Another painting uses the words of the reporter John Birch, who noted that the police, as they sweated up the rutted trail to Maungapohatu, had their minds not only on their immediate objective but also on its possible outcome – “What valuable land there is tied up, and in Maori hands, in this Urewera country”. Large areas of this valuable land passed out of Maori hands after the police raid, as Rua and his people were forced to pay for the entire cost of the expedition, along with legal costs, medical bills and fines.
One member of the Rua expedition has a painting to himself. The man who organised the raid and personally headed the main police party was the Police Commissioner, John Cullen. In 1916 Cullen was almost at the end of a career noted for ruthlessness and an apparent readiness to disregard the law whenever he considered it necessary. His tactics for ending the Waihi strike in 1912 resulted in the death of a striker, and gave him a notorious name among working people. Many people hold Cullen directly responsible for the two deaths and several injuries which occurred at Maungapohatu. This powerful and uncompromising figure has featured before in Bob Kerr’s work and is likely to appear again in his next exhibition, which will deal with the landscape and history of Tongariro National Park. Cullen spent his last years as a voluntary ranger in the park, and introduced the heather which has since become a destructive noxious weed.

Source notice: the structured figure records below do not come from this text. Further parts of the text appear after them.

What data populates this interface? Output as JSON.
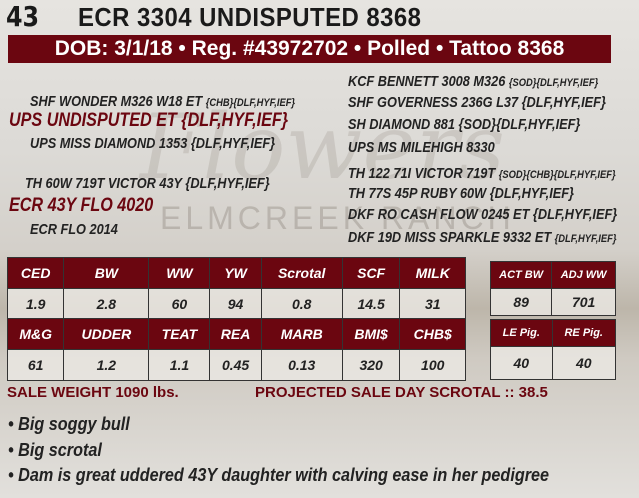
{
  "lot": "43",
  "title": "ECR 3304 UNDISPUTED 8368",
  "banner": "DOB: 3/1/18 • Reg. #43972702 • Polled • Tattoo 8368",
  "watermark": {
    "script": "Flowers",
    "text": "ELMCREEK RANCH"
  },
  "pedigree": {
    "sire_sire": "SHF WONDER M326 W18 ET",
    "sire_sire_tag": "{CHB}{DLF,HYF,IEF}",
    "sire": "UPS UNDISPUTED ET {DLF,HYF,IEF}",
    "sire_dam": "UPS MISS DIAMOND 1353 {DLF,HYF,IEF}",
    "dam_sire": "TH 60W 719T VICTOR 43Y {DLF,HYF,IEF}",
    "dam": "ECR 43Y FLO 4020",
    "dam_dam": "ECR FLO 2014",
    "right": [
      {
        "name": "KCF BENNETT 3008 M326 ",
        "tag": "{SOD}{DLF,HYF,IEF}"
      },
      {
        "name": "SHF GOVERNESS 236G L37 {DLF,HYF,IEF}",
        "tag": ""
      },
      {
        "name": "SH DIAMOND 881 {SOD}{DLF,HYF,IEF}",
        "tag": ""
      },
      {
        "name": "UPS MS MILEHIGH 8330",
        "tag": ""
      },
      {
        "name": "TH 122 71I VICTOR 719T ",
        "tag": "{SOD}{CHB}{DLF,HYF,IEF}"
      },
      {
        "name": "TH 77S 45P RUBY 60W {DLF,HYF,IEF}",
        "tag": ""
      },
      {
        "name": "DKF RO CASH FLOW 0245 ET {DLF,HYF,IEF}",
        "tag": ""
      },
      {
        "name": "DKF 19D MISS SPARKLE 9332 ET ",
        "tag": "{DLF,HYF,IEF}"
      }
    ]
  },
  "epd": {
    "row1_headers": [
      "CED",
      "BW",
      "WW",
      "YW",
      "Scrotal",
      "SCF",
      "MILK"
    ],
    "row1_values": [
      "1.9",
      "2.8",
      "60",
      "94",
      "0.8",
      "14.5",
      "31"
    ],
    "row2_headers": [
      "M&G",
      "UDDER",
      "TEAT",
      "REA",
      "MARB",
      "BMI$",
      "CHB$"
    ],
    "row2_values": [
      "61",
      "1.2",
      "1.1",
      "0.45",
      "0.13",
      "320",
      "100"
    ]
  },
  "weights": {
    "headers": [
      "ACT BW",
      "ADJ WW"
    ],
    "values": [
      "89",
      "701"
    ]
  },
  "pig": {
    "headers": [
      "LE Pig.",
      "RE Pig."
    ],
    "values": [
      "40",
      "40"
    ]
  },
  "sale_weight": "SALE WEIGHT 1090 lbs.",
  "projected_scrotal": "PROJECTED SALE DAY SCROTAL :: 38.5",
  "bullets": [
    "• Big soggy bull",
    "• Big scrotal",
    "• Dam is great uddered 43Y daughter with calving ease in her pedigree"
  ]
}
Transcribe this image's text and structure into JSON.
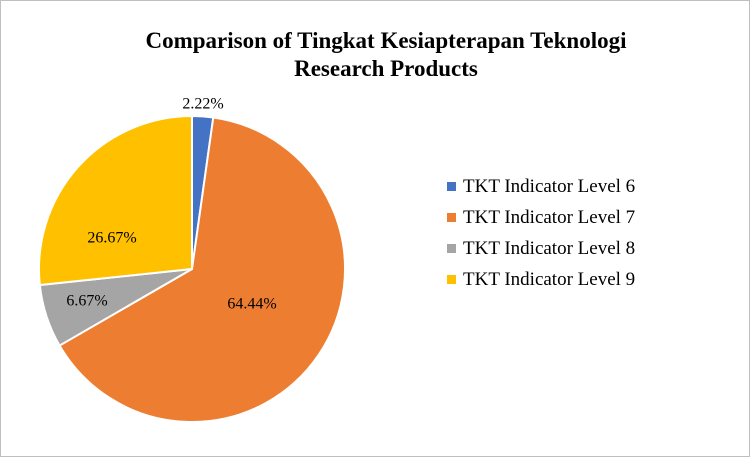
{
  "chart_data": {
    "type": "pie",
    "title_line1": "Comparison of Tingkat Kesiapterapan Teknologi",
    "title_line2": "Research Products",
    "categories": [
      "TKT Indicator Level 6",
      "TKT Indicator Level 7",
      "TKT Indicator Level 8",
      "TKT Indicator Level 9"
    ],
    "values": [
      2.22,
      64.44,
      6.67,
      26.67
    ],
    "labels": [
      "2.22%",
      "64.44%",
      "6.67%",
      "26.67%"
    ],
    "colors": [
      "#4472C4",
      "#ED7D31",
      "#A5A5A5",
      "#FFC000"
    ],
    "legend_position": "right"
  }
}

When Bob Kerr studied painting in the 1970s, his most influential teacher was Colin McCahon, who has also painted the history and landscape of the Urewera. Bob’s approach is more narrative. In this exhibition his perspective is on the role of the police in the events of 1916. In re-examining the images they made of themselves almost ninety years ago, he finds nothing to glorify but much to remember.
November 2004
Mark Derby is a Wellington writer He written a biography of Police Commissioner John Cullen and was a co-director with Dave Kent of Idiom Studio where these paintings were first exhibited.